Mas o que o prefeito e o governador não citam é que parte relevante da engrenagem política da prefeitura e do governo do estado é formada por empregos sob regime CLT, funções de confiança em empresas estatais, contratos temporários, cedidos, estruturas da administração indireta e, sobretudo, a mão de obra terceirizada contratada via organizações sociais e entidades parceiras.
O segredo está justamente aí: quando o governo fala só em cargo em comissão, escolhe a parte menor — mas muito mais visível e já demonizada pela opinião pública — de uma engrenagem muito maior.


A análise não deveria confundir os cargos efetivos com os cargos em comissão. deveria observar, dentro do quantitativo de cargos em comissão, quantos são ocupados por servidores efetivos e quantos são ocupados por servidores extraquadro, como são chamados comumente. no caso da prefeitura, a reportagem foi bem objetiva em apresentar que existe um total de “5.964 cargos comissionados, dos quais 2.103 ocupados por não concursados/efetivos” – aqui aponto a necessidade de correção visto que “não concursados” são exatamente o oposto de “efetivos”. numa conta de proporção de 2103 não efetivos (considerando que era essa a referência) em relação ao total de 5964 cargos comissionados, percebe-se que 35,26% dos cargos comissionados são ocupados por servidores sem vínculo por concurso.

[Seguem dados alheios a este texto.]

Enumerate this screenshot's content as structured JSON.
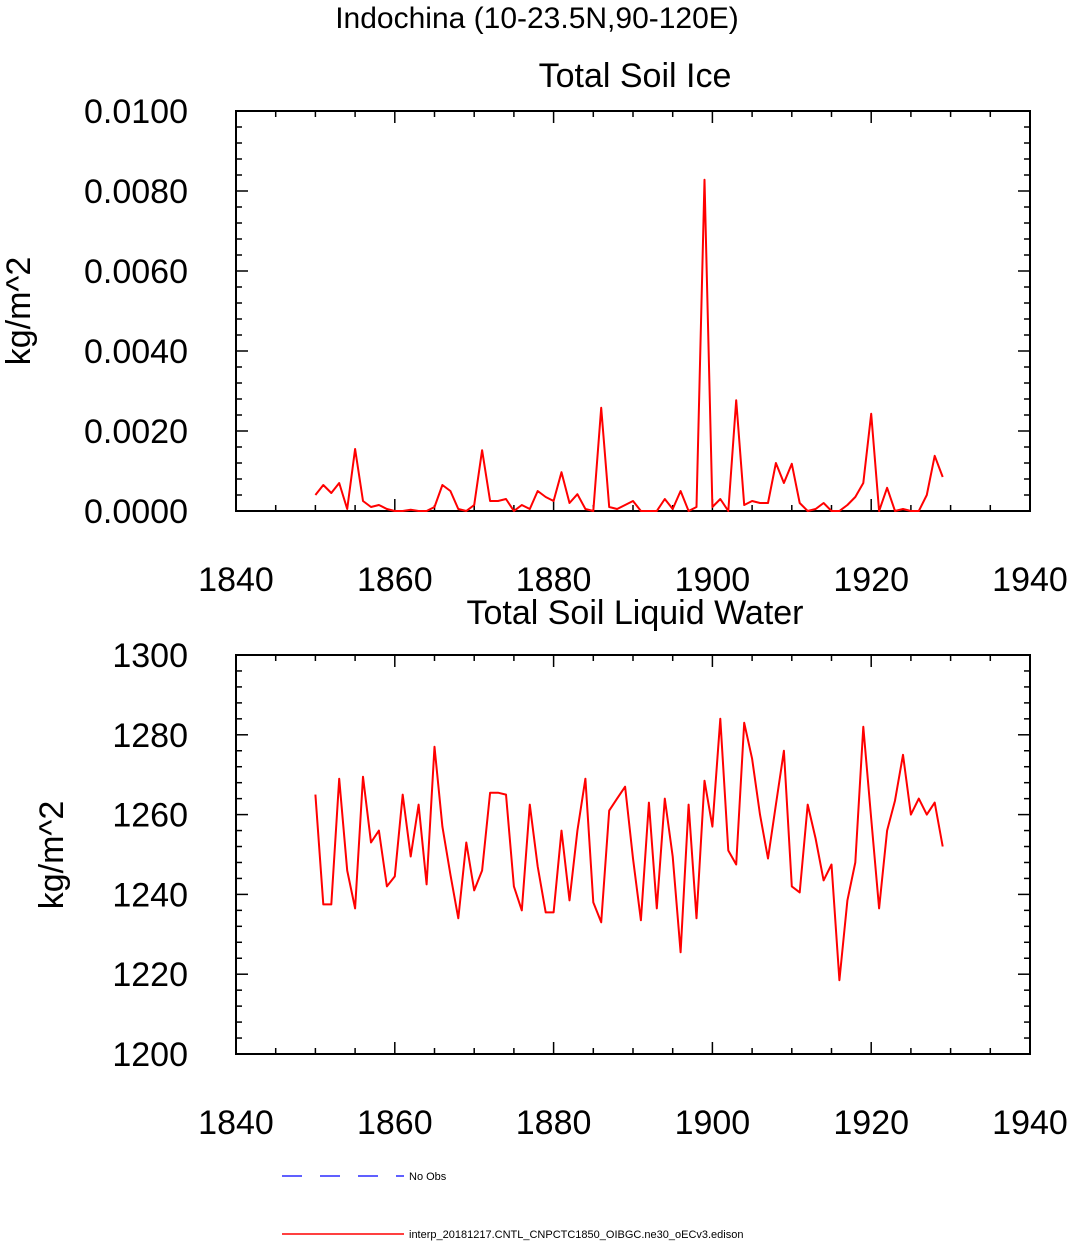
{
  "figure": {
    "suptitle": "Indochina (10-23.5N,90-120E)"
  },
  "chart_data": [
    {
      "type": "line",
      "title": "Total Soil Ice",
      "xlabel": "",
      "ylabel": "kg/m^2",
      "xlim": [
        1840,
        1940
      ],
      "ylim": [
        0.0,
        0.01
      ],
      "xticks": [
        1840,
        1860,
        1880,
        1900,
        1920,
        1940
      ],
      "xtick_labels": [
        "1840",
        "1860",
        "1880",
        "1900",
        "1920",
        "1940"
      ],
      "yticks": [
        0.0,
        0.002,
        0.004,
        0.006,
        0.008,
        0.01
      ],
      "ytick_labels": [
        "0.0000",
        "0.0020",
        "0.0040",
        "0.0060",
        "0.0080",
        "0.0100"
      ],
      "grid": false,
      "series": [
        {
          "name": "interp_20181217.CNTL_CNPCTC1850_OIBGC.ne30_oECv3.edison",
          "color": "#ff0000",
          "x": [
            1850,
            1851,
            1852,
            1853,
            1854,
            1855,
            1856,
            1857,
            1858,
            1859,
            1860,
            1861,
            1862,
            1863,
            1864,
            1865,
            1866,
            1867,
            1868,
            1869,
            1870,
            1871,
            1872,
            1873,
            1874,
            1875,
            1876,
            1877,
            1878,
            1879,
            1880,
            1881,
            1882,
            1883,
            1884,
            1885,
            1886,
            1887,
            1888,
            1889,
            1890,
            1891,
            1892,
            1893,
            1894,
            1895,
            1896,
            1897,
            1898,
            1899,
            1900,
            1901,
            1902,
            1903,
            1904,
            1905,
            1906,
            1907,
            1908,
            1909,
            1910,
            1911,
            1912,
            1913,
            1914,
            1915,
            1916,
            1917,
            1918,
            1919,
            1920,
            1921,
            1922,
            1923,
            1924,
            1925,
            1926,
            1927,
            1928,
            1929
          ],
          "values": [
            0.0004,
            0.00065,
            0.00045,
            0.0007,
            5e-05,
            0.00155,
            0.00025,
            0.0001,
            0.00015,
            5e-05,
            0.0,
            0.0,
            3e-05,
            0.0,
            0.0,
            0.0001,
            0.00065,
            0.0005,
            5e-05,
            0.0,
            0.00015,
            0.00152,
            0.00025,
            0.00025,
            0.0003,
            0.0,
            0.00015,
            5e-05,
            0.0005,
            0.00035,
            0.00025,
            0.00097,
            0.0002,
            0.00042,
            5e-05,
            0.0,
            0.00258,
            0.0001,
            5e-05,
            0.00015,
            0.00025,
            0.0,
            0.0,
            0.0,
            0.0003,
            5e-05,
            0.0005,
            0.0,
            0.0001,
            0.00828,
            0.0001,
            0.0003,
            0.0,
            0.00277,
            0.00015,
            0.00025,
            0.0002,
            0.0002,
            0.0012,
            0.0007,
            0.00118,
            0.0002,
            0.0,
            5e-05,
            0.0002,
            0.0,
            0.0,
            0.00015,
            0.00035,
            0.0007,
            0.00243,
            0.0,
            0.00058,
            0.0,
            5e-05,
            0.0,
            0.0,
            0.0004,
            0.00138,
            0.00085
          ]
        }
      ]
    },
    {
      "type": "line",
      "title": "Total Soil Liquid Water",
      "xlabel": "",
      "ylabel": "kg/m^2",
      "xlim": [
        1840,
        1940
      ],
      "ylim": [
        1200,
        1300
      ],
      "xticks": [
        1840,
        1860,
        1880,
        1900,
        1920,
        1940
      ],
      "xtick_labels": [
        "1840",
        "1860",
        "1880",
        "1900",
        "1920",
        "1940"
      ],
      "yticks": [
        1200,
        1220,
        1240,
        1260,
        1280,
        1300
      ],
      "ytick_labels": [
        "1200",
        "1220",
        "1240",
        "1260",
        "1280",
        "1300"
      ],
      "grid": false,
      "series": [
        {
          "name": "interp_20181217.CNTL_CNPCTC1850_OIBGC.ne30_oECv3.edison",
          "color": "#ff0000",
          "x": [
            1850,
            1851,
            1852,
            1853,
            1854,
            1855,
            1856,
            1857,
            1858,
            1859,
            1860,
            1861,
            1862,
            1863,
            1864,
            1865,
            1866,
            1867,
            1868,
            1869,
            1870,
            1871,
            1872,
            1873,
            1874,
            1875,
            1876,
            1877,
            1878,
            1879,
            1880,
            1881,
            1882,
            1883,
            1884,
            1885,
            1886,
            1887,
            1888,
            1889,
            1890,
            1891,
            1892,
            1893,
            1894,
            1895,
            1896,
            1897,
            1898,
            1899,
            1900,
            1901,
            1902,
            1903,
            1904,
            1905,
            1906,
            1907,
            1908,
            1909,
            1910,
            1911,
            1912,
            1913,
            1914,
            1915,
            1916,
            1917,
            1918,
            1919,
            1920,
            1921,
            1922,
            1923,
            1924,
            1925,
            1926,
            1927,
            1928,
            1929
          ],
          "values": [
            1265,
            1237.5,
            1237.5,
            1269,
            1246,
            1236.5,
            1269.5,
            1253,
            1256,
            1242,
            1244.5,
            1265,
            1249.5,
            1262.5,
            1242.5,
            1277,
            1257,
            1245,
            1234,
            1253,
            1241,
            1246,
            1265.5,
            1265.5,
            1265,
            1242,
            1236,
            1262.5,
            1247,
            1235.5,
            1235.5,
            1256,
            1238.5,
            1256,
            1269,
            1238,
            1233,
            1261,
            1264,
            1267,
            1249,
            1233.5,
            1263,
            1236.5,
            1264,
            1249.5,
            1225.5,
            1262.5,
            1234,
            1268.5,
            1257,
            1284,
            1251,
            1247.5,
            1283,
            1274,
            1260,
            1249,
            1262.5,
            1276,
            1242,
            1240.5,
            1262.5,
            1254,
            1243.5,
            1247.5,
            1218.5,
            1238.5,
            1248,
            1282,
            1259,
            1236.5,
            1256,
            1263.5,
            1275,
            1260,
            1264,
            1260,
            1263,
            1252
          ]
        }
      ]
    }
  ],
  "legend": {
    "entries": [
      {
        "label": "No Obs",
        "color": "#0000ff",
        "style": "dashed"
      },
      {
        "label": "interp_20181217.CNTL_CNPCTC1850_OIBGC.ne30_oECv3.edison",
        "color": "#ff0000",
        "style": "solid"
      }
    ]
  }
}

no caso do Estado, a matéria não traz informação suficiente para compreender se 14.003 é somente a disposição de vínculos extraquadro, ou se se refere à remuneração de todos os cargos em comissão, incluídos aqueles ocupados por servidores efetivos. ainda assim, a comparação com o total de vínculos de remuneração não é cabível, visto que o Estado tem diversos cargos cuja ocupação não pode ser atribuída aos extraquadro: policiais civis e militares, bombeiros, professores de educação básica e ensino superior (cuja vacância normalmente é realizada através de temporários e sem cargo em comissão), procuradores e auditores do Estado.
seriam necessárias maiores informações sobre a situação. nas matérias passadas, foi indicado o total de 4000 cargos em comissão para a Casa Civil e Secretária de Governo, tendo sido exonerados mais de 500 servidores nas últimas semanas. somente nessas duas Secretarias percebe-se que mais de 10% dos cargos eram ocupados por servidores não concursados – diria que muito provavelmente o quadro quase total deve ser desse caso, visto que nunca foi realizado concurso pelo Estado para contratar servidores efetivos para estas duas Pastas, além de sua proximidade com o coração político da Administração.